In 1938, Frank Benford re-discovered this fact and collected a large and diverse set of data to verify it. In all cases, the distributions of first digits is the same (see figure). This means that 1 occurs about 30% of the time, while 9 is seen less than 5% of the time. Benford’s efforts ultimately accorded him naming rights and this is now known as Benford’s Law. Although Benford demonstrated its existence, it was far from clear why it occurs with such uncanny regularity. In 1961, Roger Pinkham made a crucial insight. Suppose you measured the distances travelled by NMSS students to Canberra and look at the first digit. What unit did you use? Should it make a difference? If there was a natural distribution of first digits, you wouldn’t expect it to depend on an arbitrary choice like a measurement scale. Pinkham showed that there is only one distribution for which this is true: Benford’s Law.
Imagine starting a large number of bank accounts with different amounts of money.
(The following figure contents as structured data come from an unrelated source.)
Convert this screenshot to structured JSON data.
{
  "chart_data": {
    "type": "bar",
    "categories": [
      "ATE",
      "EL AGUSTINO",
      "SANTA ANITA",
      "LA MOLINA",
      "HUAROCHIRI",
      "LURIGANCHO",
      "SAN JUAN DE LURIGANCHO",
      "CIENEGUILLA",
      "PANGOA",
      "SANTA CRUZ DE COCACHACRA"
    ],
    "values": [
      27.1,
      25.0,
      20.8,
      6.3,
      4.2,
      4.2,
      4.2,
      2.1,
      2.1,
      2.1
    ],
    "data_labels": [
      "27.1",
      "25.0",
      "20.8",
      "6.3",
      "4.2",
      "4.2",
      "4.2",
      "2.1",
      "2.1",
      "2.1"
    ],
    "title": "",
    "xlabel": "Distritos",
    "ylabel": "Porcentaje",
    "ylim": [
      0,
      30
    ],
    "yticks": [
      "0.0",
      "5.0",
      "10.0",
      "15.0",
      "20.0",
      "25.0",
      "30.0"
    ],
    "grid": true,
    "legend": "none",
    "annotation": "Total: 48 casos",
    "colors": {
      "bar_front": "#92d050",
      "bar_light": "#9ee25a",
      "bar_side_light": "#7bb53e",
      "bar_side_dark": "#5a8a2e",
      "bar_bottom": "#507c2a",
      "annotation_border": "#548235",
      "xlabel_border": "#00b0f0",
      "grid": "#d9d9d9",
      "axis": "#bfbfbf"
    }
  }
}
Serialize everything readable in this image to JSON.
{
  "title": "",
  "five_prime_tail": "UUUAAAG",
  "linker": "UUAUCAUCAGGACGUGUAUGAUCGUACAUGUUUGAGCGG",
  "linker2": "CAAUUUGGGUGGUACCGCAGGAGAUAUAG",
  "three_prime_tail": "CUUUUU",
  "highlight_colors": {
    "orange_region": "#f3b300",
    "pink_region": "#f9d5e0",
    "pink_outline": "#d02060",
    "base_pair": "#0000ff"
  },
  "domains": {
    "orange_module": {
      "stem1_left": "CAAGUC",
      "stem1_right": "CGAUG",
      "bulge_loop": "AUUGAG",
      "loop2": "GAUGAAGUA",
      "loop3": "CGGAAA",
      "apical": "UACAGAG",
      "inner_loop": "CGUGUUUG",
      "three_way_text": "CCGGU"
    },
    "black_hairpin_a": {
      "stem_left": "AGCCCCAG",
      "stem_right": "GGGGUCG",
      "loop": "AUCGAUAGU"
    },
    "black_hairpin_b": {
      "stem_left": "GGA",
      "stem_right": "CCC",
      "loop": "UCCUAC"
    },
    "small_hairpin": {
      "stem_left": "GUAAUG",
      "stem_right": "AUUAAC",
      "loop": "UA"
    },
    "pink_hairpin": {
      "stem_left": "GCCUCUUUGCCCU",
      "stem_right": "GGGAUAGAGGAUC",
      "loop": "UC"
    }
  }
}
Start with the first digits of the bank balances evenly distributed. Now, keep the money in the bank and earn interest until the money exactly doubles. Every account that previously started with a digit 5 or higher will now start with 1. More than half of the accounts now have amounts starting with a 1. Over time, the distribution will gradually converge to Benford’s Law. Is there a secret to Benford’s Law? The scale invariance property is its crucial property, but there is an even easier way to understand it. If you take the logarithm of numbers whose distributions follow Benford’s Law, you’ll notice that now the first digits are equally representative of all numbers from 1 to 9. The uniform distribution was there after all, we just had to look in the right place!
There are many situations when Benford’s magic does not apply: for numbers that are systematically generated (like phone numbers), which have a constrained range (like race times for a 200 m sprint), which can be negative (like temperatures) or are designed with a specific distribution (like lottery numbers). For nearly everything else, the data are like moths to Benford’s flame!